Suivant les tendances démographiques, les entrepreneurs représentent une population vieillissante année après année. La proportion d’entrepreneurs de moins de 40 ans est en baisse depuis plus de 30 ans. Entre 1978 et 2024, la proportion d’entrepreneurs de moins de 40 ans est passée de 42% à 24,1%, et l’âge moyen des entrepreneurs est passé de 43 ans à 50 ans[1].

Cette réalité soulève un enjeu majeur pour la survie des entreprises : au-delà du changement de propriétaire lors du transfert, il y a des années de savoir, d’expérience et de savoir‑faire qui sont à risque de quitter l’organisation. Sans une approche structurée pour préserver et transmettre ces connaissances, la continuité même des activités pourrait être compromise.

L’importance du savoir organisationnel 

Le savoir organisationnel regroupe l’ensemble des connaissances qui permettent à une entreprise de fonctionner, de s’adapter et de croitre. Il se décline en deux grandes catégories. D’abord, les connaissances explicites, qui sont formalisées : procédures, outils, guides et politiques internes. Ensuite, les connaissances tacites, qui sont moins formelles et s’acquièrent principalement par l’expérience. Le savoir‑faire, les réflexes d’affaires, les relations et l’intuition en sont des exemples concrets. Bien qu’essentielles, ces connaissances tacites sont aussi les plus fragiles, puisqu’elles sont rarement documentées et souvent concentrées entre les mains de quelques personnes clés.

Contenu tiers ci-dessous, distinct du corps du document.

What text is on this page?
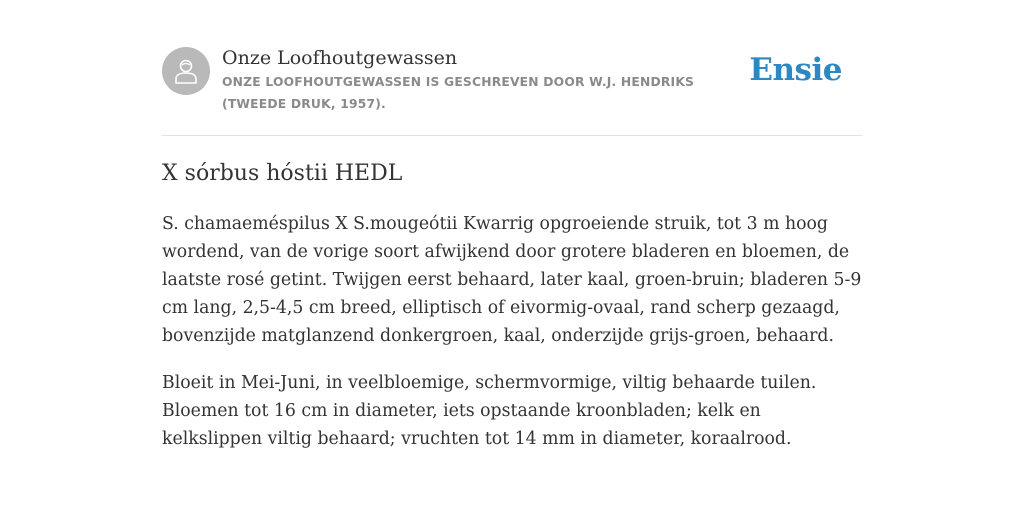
Onze Loofhoutgewassen
ONZE LOOFHOUTGEWASSEN IS GESCHREVEN DOOR W.J. HENDRIKS (TWEEDE DRUK, 1957).
Ensie
X sórbus hóstii HEDL

S. chamaeméspilus X S.mougeótii Kwarrig opgroeiende struik, tot 3 m hoog wordend, van de vorige soort afwijkend door grotere bladeren en bloemen, de laatste rosé getint. Twijgen eerst behaard, later kaal, groen-bruin; bladeren 5-9 cm lang, 2,5-4,5 cm breed, elliptisch of eivormig-ovaal, rand scherp gezaagd, bovenzijde matglanzend donkergroen, kaal, onderzijde grijs-groen, behaard.

Bloeit in Mei-Juni, in veelbloemige, schermvormige, viltig behaarde tuilen. Bloemen tot 16 cm in diameter, iets opstaande kroonbladen; kelk en kelkslippen viltig behaard; vruchten tot 14 mm in diameter, koraalrood.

Du risque à l’action : protéger les savoirs essentiels

La perte de savoir comporte des conséquences concrètes pour les entreprises : baisse de performance, erreurs opérationnelles, dépendance accrue à certaines personnes clés et allongement de la courbe d’apprentissage pour la relève. Dans un contexte de transfert d’entreprise, le tout peut fragiliser la continuité des activités et menacer la pérennité de l’organisation. La réponse à ces enjeux ne réside pas dans un transfert exhaustif, mais plutôt dans une priorisation rigoureuse des savoirs « critiques ». Lors d’un transfert d’entreprise, la perte de savoir est souvent amplifiée par un décalage entre les compétences du cédant et celles du repreneur, surtout lorsque ce dernier présente un profil différent ou complémentaire plutôt que similaire.

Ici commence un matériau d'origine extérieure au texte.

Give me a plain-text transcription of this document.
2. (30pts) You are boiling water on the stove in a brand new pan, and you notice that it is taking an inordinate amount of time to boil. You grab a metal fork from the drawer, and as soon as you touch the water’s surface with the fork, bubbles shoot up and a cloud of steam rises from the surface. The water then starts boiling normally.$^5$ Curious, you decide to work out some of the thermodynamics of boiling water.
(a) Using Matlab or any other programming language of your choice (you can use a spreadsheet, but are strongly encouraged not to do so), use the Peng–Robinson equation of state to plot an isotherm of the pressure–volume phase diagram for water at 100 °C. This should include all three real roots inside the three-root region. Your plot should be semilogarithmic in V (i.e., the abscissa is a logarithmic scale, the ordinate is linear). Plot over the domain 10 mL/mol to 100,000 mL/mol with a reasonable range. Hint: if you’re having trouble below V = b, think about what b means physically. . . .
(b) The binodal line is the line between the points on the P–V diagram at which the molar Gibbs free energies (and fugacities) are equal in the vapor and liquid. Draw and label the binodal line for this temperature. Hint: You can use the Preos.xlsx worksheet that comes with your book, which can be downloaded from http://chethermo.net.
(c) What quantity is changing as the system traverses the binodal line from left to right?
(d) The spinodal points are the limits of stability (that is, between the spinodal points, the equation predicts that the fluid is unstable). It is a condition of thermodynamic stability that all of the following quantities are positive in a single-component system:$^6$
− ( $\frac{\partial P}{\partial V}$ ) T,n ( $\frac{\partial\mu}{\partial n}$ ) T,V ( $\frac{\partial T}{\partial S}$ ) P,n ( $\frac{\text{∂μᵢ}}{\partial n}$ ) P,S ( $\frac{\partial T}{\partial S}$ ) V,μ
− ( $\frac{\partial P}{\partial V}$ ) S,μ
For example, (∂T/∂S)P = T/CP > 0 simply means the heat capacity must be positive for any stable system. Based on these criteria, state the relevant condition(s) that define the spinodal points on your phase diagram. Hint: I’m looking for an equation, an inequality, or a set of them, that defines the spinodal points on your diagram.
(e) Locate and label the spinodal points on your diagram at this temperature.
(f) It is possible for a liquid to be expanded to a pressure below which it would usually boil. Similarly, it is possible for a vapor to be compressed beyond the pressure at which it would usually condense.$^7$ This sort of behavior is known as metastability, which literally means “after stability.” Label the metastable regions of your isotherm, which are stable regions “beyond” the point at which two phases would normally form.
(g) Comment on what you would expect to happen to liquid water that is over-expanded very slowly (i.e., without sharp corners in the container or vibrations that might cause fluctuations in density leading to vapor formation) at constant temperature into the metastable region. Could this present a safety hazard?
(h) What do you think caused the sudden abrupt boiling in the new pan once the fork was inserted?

À cela s’ajoute un autre enjeu souvent sous-estimé : la dépendance excessive à un dirigeant fragilise l’entreprise lors d’un transfert. Lorsque décisions, relations clés et savoirs critiques sont trop centralisés, la transmission devient plus difficile et la continuité des activités est menacée. Une décentralisation progressive du savoir et des rôles permet toutefois de renforcer la pérennité de l’organisation et sa capacité à fonctionner malgré un transfert ou l’absence prolongée du dirigeant.

Et les ressources humaines dans tout cela ?

Trop souvent mobilisées tard dans le parcours de transfert, notamment pour gérer l’annonce d’un transfert, les ressources humaines peuvent pourtant jouer un rôle plus important qu’on le pense. Leur expertise permet de cartographier les savoirs critiques et les connaissances, de cibler les zones de vulnérabilité et d’accompagner autant le cédant que le repreneur. En plaçant les RH au cœur de la démarche, les entreprises se donnent les moyens de structurer un transfert de savoir cohérent, humain et durable.

Pour en savoir plus, nous vous invitons à lire l’article de Les Affaires Et si les RH prenaient le repreneur sous leur aile? à laquelle a participé notre Alexandre Ollive, pdg de Repreneuriat Québec.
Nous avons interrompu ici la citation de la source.